Attached to Spiegel's letter is a 10-page list of Sheen media coverage since Feb. 24, with titles such as "Charlie Sheen: Apocalypse Now" in People magazine and "The Sad, Strange Decline of Charlie Sheen" in Entertainment Weekly.
Singer said that Spiegel's claims "are totally specious, absurd" and that the actor has completed his rehab and is drug-free, taking drug tests twice a week.
To TMZ.com, Sheen said:
"They continue to be in breach, like so many whales. It is a big day of gladness at the Sober Valley Lodge because now I can take all of the bazillions, never have to look at whatshis---- [presumably, Lorre] again and I never have to put on those silly shirts for as long as this warlock exists in the terrestrial dimension."

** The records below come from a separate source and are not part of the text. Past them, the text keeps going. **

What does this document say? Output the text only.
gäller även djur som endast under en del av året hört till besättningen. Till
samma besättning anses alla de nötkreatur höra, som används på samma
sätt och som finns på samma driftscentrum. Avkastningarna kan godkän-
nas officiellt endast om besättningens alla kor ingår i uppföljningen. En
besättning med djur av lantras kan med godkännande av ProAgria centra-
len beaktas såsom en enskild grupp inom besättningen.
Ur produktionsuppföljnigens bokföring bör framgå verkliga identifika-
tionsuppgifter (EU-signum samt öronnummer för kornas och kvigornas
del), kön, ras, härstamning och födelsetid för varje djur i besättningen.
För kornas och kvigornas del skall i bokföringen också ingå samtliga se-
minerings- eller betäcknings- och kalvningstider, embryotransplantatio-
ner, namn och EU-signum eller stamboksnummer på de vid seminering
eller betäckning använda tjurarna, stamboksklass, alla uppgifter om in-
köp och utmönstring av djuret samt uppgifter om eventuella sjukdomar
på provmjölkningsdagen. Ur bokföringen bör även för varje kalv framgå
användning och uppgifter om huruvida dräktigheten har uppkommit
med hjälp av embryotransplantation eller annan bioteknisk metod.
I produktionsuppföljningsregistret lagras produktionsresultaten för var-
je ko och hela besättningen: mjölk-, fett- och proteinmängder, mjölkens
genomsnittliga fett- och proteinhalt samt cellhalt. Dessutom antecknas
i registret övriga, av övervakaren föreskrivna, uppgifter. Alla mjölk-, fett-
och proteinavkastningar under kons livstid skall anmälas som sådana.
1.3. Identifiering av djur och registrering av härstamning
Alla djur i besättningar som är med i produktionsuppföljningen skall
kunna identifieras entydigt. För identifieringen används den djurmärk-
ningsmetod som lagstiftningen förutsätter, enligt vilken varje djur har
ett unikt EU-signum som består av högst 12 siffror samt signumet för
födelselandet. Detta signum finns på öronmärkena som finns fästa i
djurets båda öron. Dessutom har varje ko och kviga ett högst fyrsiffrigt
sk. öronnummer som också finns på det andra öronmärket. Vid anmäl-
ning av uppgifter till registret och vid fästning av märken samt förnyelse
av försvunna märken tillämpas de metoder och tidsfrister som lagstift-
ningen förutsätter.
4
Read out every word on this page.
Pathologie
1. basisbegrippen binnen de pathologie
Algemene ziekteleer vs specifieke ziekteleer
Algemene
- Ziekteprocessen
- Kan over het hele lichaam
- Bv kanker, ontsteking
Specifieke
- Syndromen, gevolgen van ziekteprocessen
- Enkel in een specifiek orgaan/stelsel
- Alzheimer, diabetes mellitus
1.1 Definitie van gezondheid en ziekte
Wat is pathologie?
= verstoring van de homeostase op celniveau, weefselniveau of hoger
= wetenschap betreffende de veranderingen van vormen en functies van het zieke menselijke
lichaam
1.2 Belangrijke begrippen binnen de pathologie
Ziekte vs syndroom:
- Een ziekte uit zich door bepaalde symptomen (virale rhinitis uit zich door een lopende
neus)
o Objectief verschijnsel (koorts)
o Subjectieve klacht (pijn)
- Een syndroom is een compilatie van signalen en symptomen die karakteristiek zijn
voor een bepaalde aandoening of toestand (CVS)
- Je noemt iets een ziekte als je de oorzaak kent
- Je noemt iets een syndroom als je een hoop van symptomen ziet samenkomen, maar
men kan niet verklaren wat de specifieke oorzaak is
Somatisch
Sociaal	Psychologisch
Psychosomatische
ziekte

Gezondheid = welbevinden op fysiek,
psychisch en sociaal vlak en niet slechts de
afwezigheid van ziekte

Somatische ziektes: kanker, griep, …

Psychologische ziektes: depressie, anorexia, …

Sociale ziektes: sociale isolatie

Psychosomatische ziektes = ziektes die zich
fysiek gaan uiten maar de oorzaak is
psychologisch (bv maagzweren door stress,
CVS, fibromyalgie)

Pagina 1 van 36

On his live Internet show, "Sheen's Korner," Sheen on March 8 lashed out at CBS and Warner executives, saying his dismissal from the show was "unconscionable," the AP reported.CBS News on March 8 showed footage of Sheen standing on the roof of the Beverly Hills, Calif., office of entertainment conglomerate Live Nation, waiving a machete and drinking red liquid from a bottle labeled "Tiger Blood."
"Free at last!," he said after coming down from the building.